L’anachorète hospitalier se rend à ce nouveau désir ; il envoie son compagnon prendre dans une cachette qui se trouve près de son lit un pot de la contenance de quatre gallons[1], et tous trois se mettent à boire à qui mieux mieux. Sous la présidence de l’ermite en cette veillée joyeuse, ils sont astreints, suivant la coutume d’alors, à répéter exactement, avant de boire, certains mots baroques qui, prononcés inopinément et à certains intervalles, servaient à régler les rasades comme les toasts l’ont fait plus tard. L’un des buveurs disait, par exemple, Fusty bandias, à quoi l’autre était forcé de répondre, Strike pantnere. Le frère ne tarissait point en plaisanteries sur le manque de mémoire du roi, qui quelquefois oubliait ces mots. Ils donnent toute la nuit à ces gais passe-temps. Le matin, avant son départ, le roi invite le révérend frère à venir le voir ; il lui promet de lui offrir à son tour une joyeuse hospitalité, et le remercie de son excellent accueil. Le jovial ermite consent enfin à se présenter à la cour, où il doit demander Jacques Fletcher, nom qu’avait pris le roi ; il donne à Édouard quelques preuves de son adresse à tirer l’arc : après quoi ces deux nouveaux amis se séparent. Le roi ne tarde point à rejoindre sa suite. Comme ce poème est incomplet, nous ignorons comment l’aventure se termina ; mais il y a lieu de croire que ce fut comme dans les autres contes sur le même sujet ; c’est-à-dire que l’hôte d’Édouard, après avoir craint la mort pour avoir manqué, sans le savoir, au respect dû à son souverain, fut agréablement surpris de recevoir des honneurs et une récompense.

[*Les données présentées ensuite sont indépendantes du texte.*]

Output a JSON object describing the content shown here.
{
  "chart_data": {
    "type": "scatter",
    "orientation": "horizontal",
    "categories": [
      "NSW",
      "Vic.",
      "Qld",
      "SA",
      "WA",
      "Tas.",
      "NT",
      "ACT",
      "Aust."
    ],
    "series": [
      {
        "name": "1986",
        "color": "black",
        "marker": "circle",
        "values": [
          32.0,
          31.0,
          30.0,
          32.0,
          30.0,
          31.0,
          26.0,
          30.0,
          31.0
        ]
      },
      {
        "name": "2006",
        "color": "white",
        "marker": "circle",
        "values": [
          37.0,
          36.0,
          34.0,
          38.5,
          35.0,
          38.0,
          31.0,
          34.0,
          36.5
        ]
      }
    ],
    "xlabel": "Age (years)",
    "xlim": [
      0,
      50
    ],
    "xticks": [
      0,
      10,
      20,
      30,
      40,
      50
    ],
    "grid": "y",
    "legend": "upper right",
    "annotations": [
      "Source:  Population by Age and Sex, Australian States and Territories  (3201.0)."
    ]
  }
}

Dans la collection de M. Hartshorne il se trouve encore une histoire en vers, dans laquelle se représentent les mêmes incidents, et intitulée : le Roi Édouard et le Berger. Cette pièce, comme peinture des mœurs du temps, est encore plus curieuse que le Roi et l’Ermite ; mais elle est étrangère à notre objet actuel. Le lecteur connaît maintenant la légende originale d’où ont été tirés les incidents de notre roman ; il est inutile d’insister davantage sur les points de ressemblance que réunissent l’Ermite bon vivant et le frère Tuck de l’histoire de Robin-Hood.

  1. Le gallon anglais contient quatre litres et demi. a. m.